Lecture 18:

Synchronization

Parallel Computer Architecture and Programming
CMU 15-418/15-618, Spring 2014
“Changed the Locks”

Lucinda Williams

“Because they were generating too much bus traffic in high contention situations.”

- Lucinda
Follow up: Intel’s ring interconnect
Introduced in Sandy Bridge microarchitecture

- Four rings
  - request
  - snoop
  - ack
  - data (32 bytes)

- Six interconnect nodes:
  four “slices” of L3 cache + system agent + graphics

- Each bank of L3 connected to ring bus twice

- Theoretical peak BW from cores to L3 at 3.4 GHz is approx. 435 GB/sec
  - when each core is accessing local slice
Synchronization primitives

- For ensuring mutual exclusion
  - Locks
  - Atomic primitives (e.g., atomicAdd)
  - Transactions (next week)

- For event signaling
  - Barriers
  - Flags

Today’s topic: efficiently implementing synchronization primitives
Three phases of a synchronization event

1. Acquire method
   - How thread attempts to gain access to protected resource

2. Waiting algorithm
   - How thread waits for access to be granted to shared resource

3. Release method
   - How thread enables other threads to gain resource when its work in the synchronized region is complete
What you should know

- Performance issues related to various lock implementations (specifically their interaction with cache coherence)

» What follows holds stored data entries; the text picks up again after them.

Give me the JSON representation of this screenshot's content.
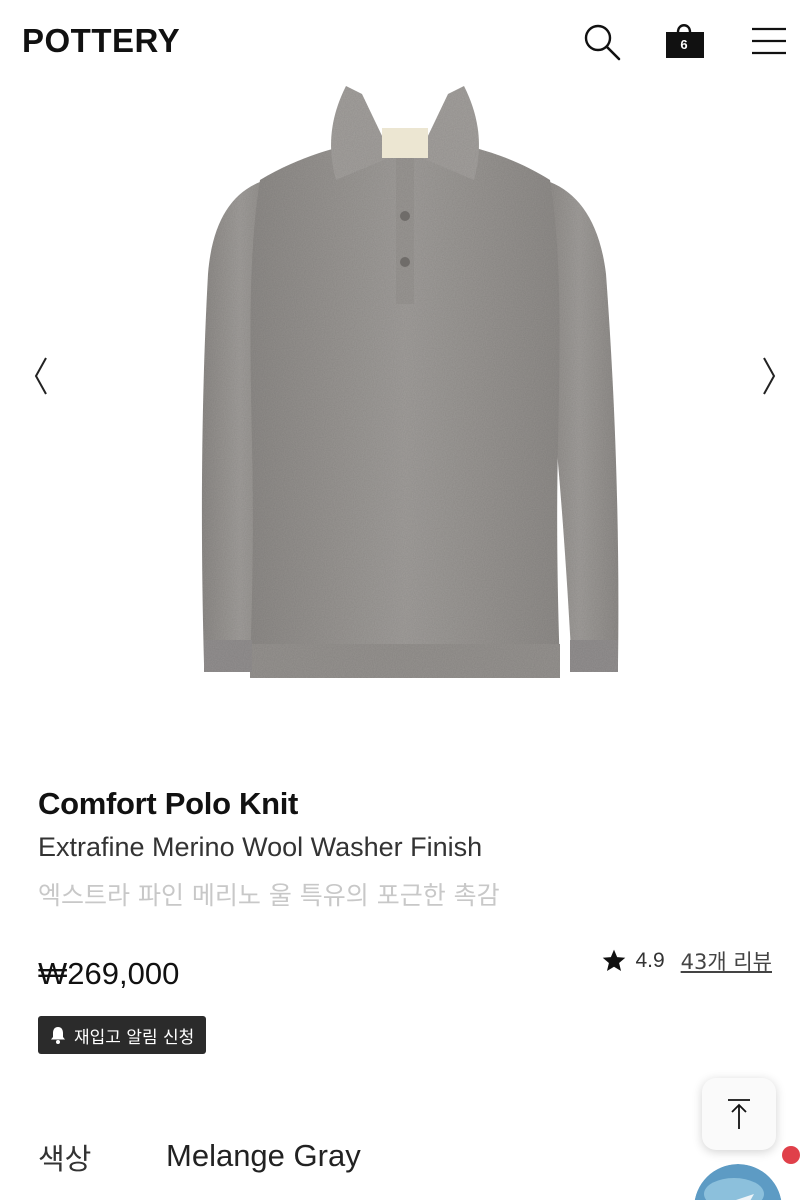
{
  "header": {
    "logo": "POTTERY",
    "cart_count": "6"
  },
  "icons": {
    "search": "search-icon",
    "cart": "shopping-bag-icon",
    "menu": "hamburger-menu-icon",
    "prev": "chevron-left-icon",
    "next": "chevron-right-icon",
    "star": "star-icon",
    "bell": "bell-icon",
    "scroll_top": "arrow-up-icon"
  },
  "product": {
    "title": "Comfort Polo Knit",
    "subtitle": "Extrafine Merino Wool Washer Finish",
    "description_ko": "엑스트라 파인 메리노 울 특유의 포근한 촉감",
    "price": "₩269,000",
    "rating": "4.9",
    "reviews_link": "43개 리뷰",
    "restock_button": "재입고 알림 신청",
    "color_label": "색상",
    "color_value": "Melange Gray"
  },
  "colors": {
    "accent_dark": "#2b2b2b",
    "notification": "#e0404a",
    "sweater": "#9d9a97"
  }
}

- Performance issues related to barrier implementations
Busy waiting and blocking

- Busy waiting (a.k.a. “spinning”)
  while (condition X not true) {}
  logic that assumes X is true

- In 15-213 or in OS, you have talked about synchronization
  - You were probably taught busy-waiting is bad: why?
“Blocking” synchronization

- If progress cannot be made because a resource cannot be acquired, free up execution resources for another thread (preempt the running thread)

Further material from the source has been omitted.